Brutaler Serien-Sextäter ging Polizei ins Netz

Die Polizei veröffentlichte Bilder des Verdächtigen. (Bild: BPD Wien)

Brutaler Serien-Sextäter ging Polizei ins Netz

Ein besonders brutaler Sextäter ist der Polizei ins Netz gegangen: Der 35jährige – er stammt aus der Türkei – wird in mindestens zwei Fällen der Vergewaltigung verdächtigt.
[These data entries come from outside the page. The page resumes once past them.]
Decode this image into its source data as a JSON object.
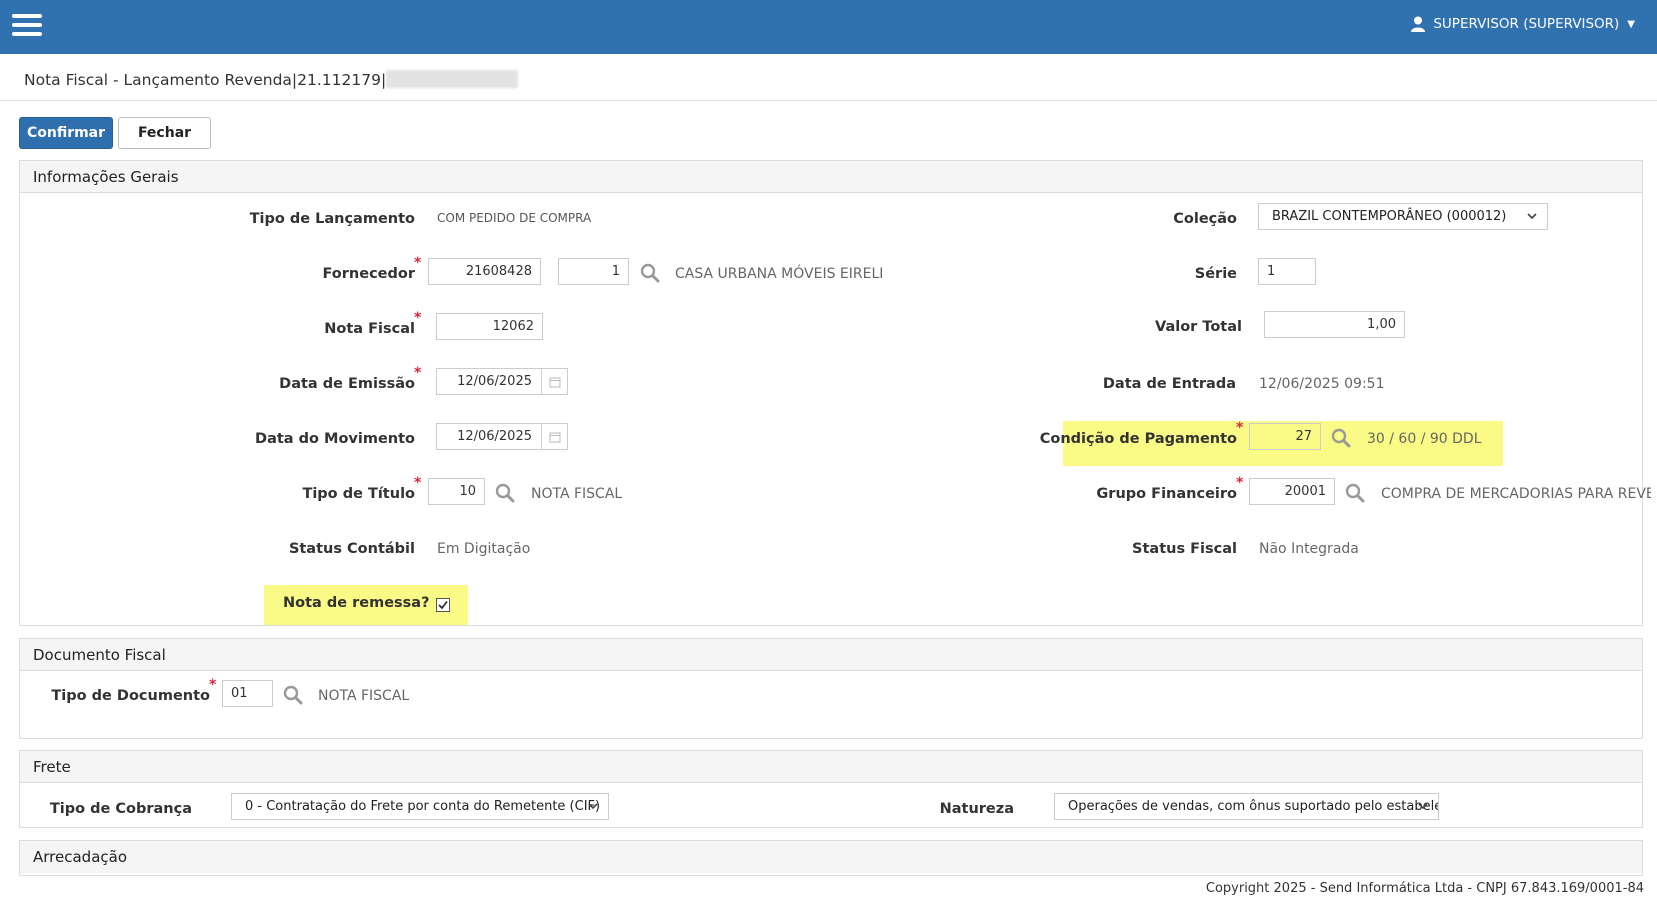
{
  "topbar": {
    "user_label": "SUPERVISOR (SUPERVISOR)",
    "color": "#3071b0"
  },
  "page": {
    "title": "Nota Fiscal - Lançamento Revenda|21.112179|"
  },
  "actions": {
    "confirm_label": "Confirmar",
    "close_label": "Fechar"
  },
  "general": {
    "title": "Informações Gerais",
    "tipo_lancamento_label": "Tipo de Lançamento",
    "tipo_lancamento_value": "COM PEDIDO DE COMPRA",
    "fornecedor_label": "Fornecedor",
    "fornecedor_code": "21608428",
    "fornecedor_seq": "1",
    "fornecedor_name": "CASA URBANA MÓVEIS EIRELI",
    "nota_fiscal_label": "Nota Fiscal",
    "nota_fiscal_value": "12062",
    "data_emissao_label": "Data de Emissão",
    "data_emissao_value": "12/06/2025",
    "data_movimento_label": "Data do Movimento",
    "data_movimento_value": "12/06/2025",
    "tipo_titulo_label": "Tipo de Título",
    "tipo_titulo_code": "10",
    "tipo_titulo_desc": "NOTA FISCAL",
    "status_contabil_label": "Status Contábil",
    "status_contabil_value": "Em Digitação",
    "nota_remessa_label": "Nota de remessa?",
    "colecao_label": "Coleção",
    "colecao_value": "BRAZIL CONTEMPORÂNEO (000012)",
    "serie_label": "Série",
    "serie_value": "1",
    "valor_total_label": "Valor Total",
    "valor_total_value": "1,00",
    "data_entrada_label": "Data de Entrada",
    "data_entrada_value": "12/06/2025 09:51",
    "condicao_label": "Condição de Pagamento",
    "condicao_code": "27",
    "condicao_desc": "30 / 60 / 90 DDL",
    "grupo_label": "Grupo Financeiro",
    "grupo_code": "20001",
    "grupo_desc": "COMPRA DE MERCADORIAS PARA REVENDA",
    "status_fiscal_label": "Status Fiscal",
    "status_fiscal_value": "Não Integrada"
  },
  "documento": {
    "title": "Documento Fiscal",
    "tipo_label": "Tipo de Documento",
    "tipo_code": "01",
    "tipo_desc": "NOTA FISCAL"
  },
  "frete": {
    "title": "Frete",
    "cobranca_label": "Tipo de Cobrança",
    "cobranca_value": "0 - Contratação do Frete por conta do Remetente (CIF)",
    "natureza_label": "Natureza",
    "natureza_value": "Operações de vendas, com ônus suportado pelo estabeleci"
  },
  "arrecadacao": {
    "title": "Arrecadação"
  },
  "footer": {
    "copyright": "Copyright 2025 - Send Informática Ltda - CNPJ 67.843.169/0001-84"
  },
  "icons": {
    "menu": "hamburger-icon",
    "user": "user-icon",
    "search": "search-icon",
    "calendar": "calendar-icon",
    "chevron": "chevron-down-icon",
    "check": "check-icon"
  },
  "colors": {
    "primary": "#2f6fad",
    "highlight": "#fafa86",
    "required": "#d9263a"
  }
}
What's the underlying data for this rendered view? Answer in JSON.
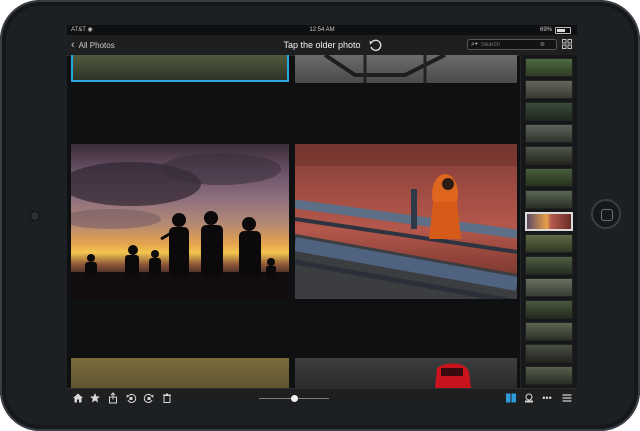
{
  "status_bar": {
    "carrier": "AT&T",
    "time": "12:54 AM",
    "battery": "69%"
  },
  "nav": {
    "back_label": "All Photos",
    "title": "Tap the older photo"
  },
  "search": {
    "placeholder": "Search"
  },
  "toolbar": {
    "zoom_level": 0.5
  },
  "colors": {
    "selection": "#2aa7e0",
    "accent_blue": "#2f9bd8"
  },
  "icons": {
    "home": "home-icon",
    "star": "star-icon",
    "share": "share-icon",
    "rotate_left": "rotate-left-icon",
    "rotate_right": "rotate-right-icon",
    "trash": "trash-icon",
    "view_toggle": "view-toggle-icon",
    "stamp": "stamp-icon",
    "more": "more-icon",
    "menu": "menu-icon"
  }
}
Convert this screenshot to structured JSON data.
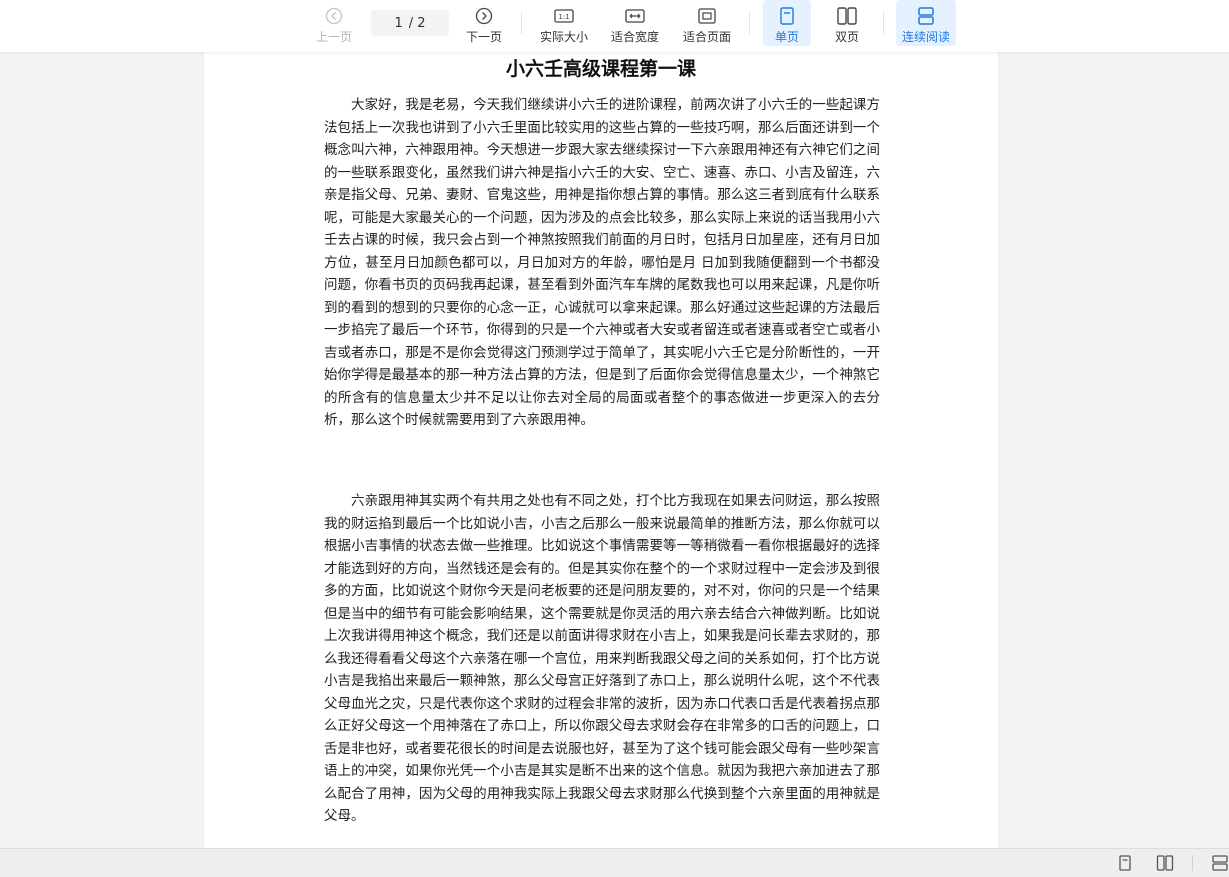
{
  "toolbar": {
    "prev_label": "上一页",
    "next_label": "下一页",
    "current_page": "1",
    "total_pages": "/ 2",
    "actual_size_label": "实际大小",
    "fit_width_label": "适合宽度",
    "fit_page_label": "适合页面",
    "single_label": "单页",
    "double_label": "双页",
    "continuous_label": "连续阅读",
    "accent_color": "#1e7ae6"
  },
  "document": {
    "title": "小六壬高级课程第一课",
    "paragraphs": [
      "大家好，我是老易，今天我们继续讲小六壬的进阶课程，前两次讲了小六壬的一些起课方法包括上一次我也讲到了小六壬里面比较实用的这些占算的一些技巧啊，那么后面还讲到一个概念叫六神，六神跟用神。今天想进一步跟大家去继续探讨一下六亲跟用神还有六神它们之间的一些联系跟变化，虽然我们讲六神是指小六壬的大安、空亡、速喜、赤口、小吉及留连，六亲是指父母、兄弟、妻财、官鬼这些，用神是指你想占算的事情。那么这三者到底有什么联系呢，可能是大家最关心的一个问题，因为涉及的点会比较多，那么实际上来说的话当我用小六壬去占课的时候，我只会占到一个神煞按照我们前面的月日时，包括月日加星座，还有月日加方位，甚至月日加颜色都可以，月日加对方的年龄，哪怕是月 日加到我随便翻到一个书都没问题，你看书页的页码我再起课，甚至看到外面汽车车牌的尾数我也可以用来起课，凡是你听到的看到的想到的只要你的心念一正，心诚就可以拿来起课。那么好通过这些起课的方法最后一步掐完了最后一个环节，你得到的只是一个六神或者大安或者留连或者速喜或者空亡或者小吉或者赤口，那是不是你会觉得这门预测学过于简单了，其实呢小六壬它是分阶断性的，一开始你学得是最基本的那一种方法占算的方法，但是到了后面你会觉得信息量太少，一个神煞它的所含有的信息量太少并不足以让你去对全局的局面或者整个的事态做进一步更深入的去分析，那么这个时候就需要用到了六亲跟用神。",
      "六亲跟用神其实两个有共用之处也有不同之处，打个比方我现在如果去问财运，那么按照我的财运掐到最后一个比如说小吉，小吉之后那么一般来说最简单的推断方法，那么你就可以根据小吉事情的状态去做一些推理。比如说这个事情需要等一等稍微看一看你根据最好的选择才能选到好的方向，当然钱还是会有的。但是其实你在整个的一个求财过程中一定会涉及到很多的方面，比如说这个财你今天是问老板要的还是问朋友要的，对不对，你问的只是一个结果但是当中的细节有可能会影响结果，这个需要就是你灵活的用六亲去结合六神做判断。比如说上次我讲得用神这个概念，我们还是以前面讲得求财在小吉上，如果我是问长辈去求财的，那么我还得看看父母这个六亲落在哪一个宫位，用来判断我跟父母之间的关系如何，打个比方说小吉是我掐出来最后一颗神煞，那么父母宫正好落到了赤口上，那么说明什么呢，这个不代表父母血光之灾，只是代表你这个求财的过程会非常的波折，因为赤口代表口舌是代表着拐点那么正好父母这一个用神落在了赤口上，所以你跟父母去求财会存在非常多的口舌的问题上，口舌是非也好，或者要花很长的时间是去说服也好，甚至为了这个钱可能会跟父母有一些吵架言语上的冲突，如果你光凭一个小吉是其实是断不出来的这个信息。就因为我把六亲加进去了那么配合了用神，因为父母的用神我实际上我跟父母去求财那么代换到整个六亲里面的用神就是父母。"
    ]
  }
}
  • Insgesamt werden dem Mann bisher vier Straftaten zur Last gelegt. Die Polizei sucht nun nach weiteren Opfern. Es wurde U-Haft verhängt.
    Zwei Vergewaltigungen soll der türkischstämmige Mann 2013 unter massiver Gewaltanwendung im tschechischen Znaim verübt haben.
  • Der in Wien-Ottakring gemeldete Verdächtige soll zudem 2015 eine Körperverletzung und 2016 eine versuchte Vergewaltigung in Wien begangen haben.

Brutaler Serien-Sextäter ging Polizei ins Netz (Bild: BPD Wien, APA/HELMUT FOHRINGER)
Opfer im Alter von 18 und 19 Jahren

„Die zwei Vergewaltigungen fanden im April und im Juni 2013 statt“, sagte Polizeisprecher Thomas Keiblinger am Dienstag.

  • Im ersten Fall wurde das 19 Jahre alte Opfer auf einem Rasen im öffentlichen Raum mißbraucht.
  • Das zweite Opfer, das vom Verdächtigen gewürgt und geschlagen wurde, war zum Tatzeitpunkt 18 Jahre alt.

Frauen in Wien attackiert

Zwei Jahre darauf soll der türkische Staatsbürger, der vor einigen Tagen in Tschechien verhaftet wurde und in Wien in Untersuchungshaft sitzt, in seinem Heimatbezirk tätig geworden sein.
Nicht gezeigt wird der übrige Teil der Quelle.